U2 singer Bono says his new nickname around the White House is "the pest".
Bono met President Mr George W. Bush in the Oval Office to discuss AIDS and President Bush's new plan on US aid to poor countries. Afterward, he accompanied President Bush to a speech and then had another session with White House officials.
"I am a pest, I am a stone in the shoe of a lot of people living here in this town, a squeaky wheel," he said.
"It is much easier and hipper for me to be on the barricades with a handkerchief over my nose - it looks better on the resume of a rock 'n' roll star," he said. "But I can do better by just getting into the White House and talking to a man who I believe listens, wants to listen, on these subjects".
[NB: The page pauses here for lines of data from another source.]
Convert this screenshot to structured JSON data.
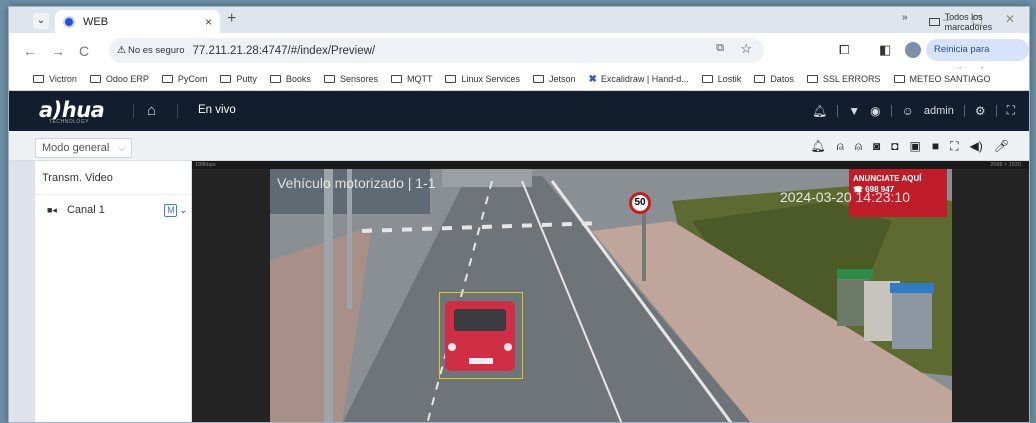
{
  "browser": {
    "tab_title": "WEB",
    "tab_close": "×",
    "new_tab": "+",
    "window_controls": [
      "–",
      "▢",
      "✕"
    ],
    "nav_back": "←",
    "nav_forward": "→",
    "nav_reload": "C",
    "security_label": "No es seguro",
    "url": "77.211.21.28:4747/#/index/Preview/",
    "update_button": "Reinicia para actualizar",
    "bookmarks": [
      "Victron",
      "Odoo ERP",
      "PyCom",
      "Putty",
      "Books",
      "Sensores",
      "MQTT",
      "Linux Services",
      "Jetson",
      "Excalidraw | Hand-d...",
      "Lostik",
      "Datos",
      "SSL ERRORS",
      "METEO SANTIAGO"
    ],
    "bookmarks_more": "»",
    "all_bookmarks": "Todos los marcadores"
  },
  "app": {
    "logo": "a)hua",
    "logo_sub": "TECHNOLOGY",
    "section": "En vivo",
    "user": "admin"
  },
  "toolbar": {
    "view_mode": "Modo general"
  },
  "sidebar": {
    "title": "Transm. Video",
    "channels": [
      {
        "label": "Canal 1",
        "badge": "M"
      }
    ]
  },
  "video": {
    "bitrate": "198kbps",
    "resolution": "2688 × 1520",
    "osd_title": "Vehículo motorizado | 1-1",
    "osd_time": "2024-03-20 14:23:10",
    "speed_sign": "50",
    "billboard_line1": "ANUNCIATE AQUÍ",
    "billboard_line2": "☎ 698 947"
  },
  "colors": {
    "header_bg": "#121d2d",
    "accent_blue": "#3d7bd8",
    "detection_box": "#d2cf1f"
  }
}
President Bush saluted Bono in the speech for his willingness "to lead to achieve what his heart tells him, and that is nobody - nobody - should be living in poverty and hopelessness in the world".
Bono called the global AIDS epidemic "the defining crisis of our age", and said President Bush branded it "genocide". It was not clear who President Bush believed was perpetrating the genocide.
White House spokesman Mr Scott McClellan said the president "was using it figuratively as a way to describe an immense tragedy". Bono said he interpreted Bush's word to mean that "through our inaction, we are complicit".
The rock star, in a little shot at President Bush, said AIDS was "a bigger threat than rogue states. It's a bigger threat than Saddam Hussein".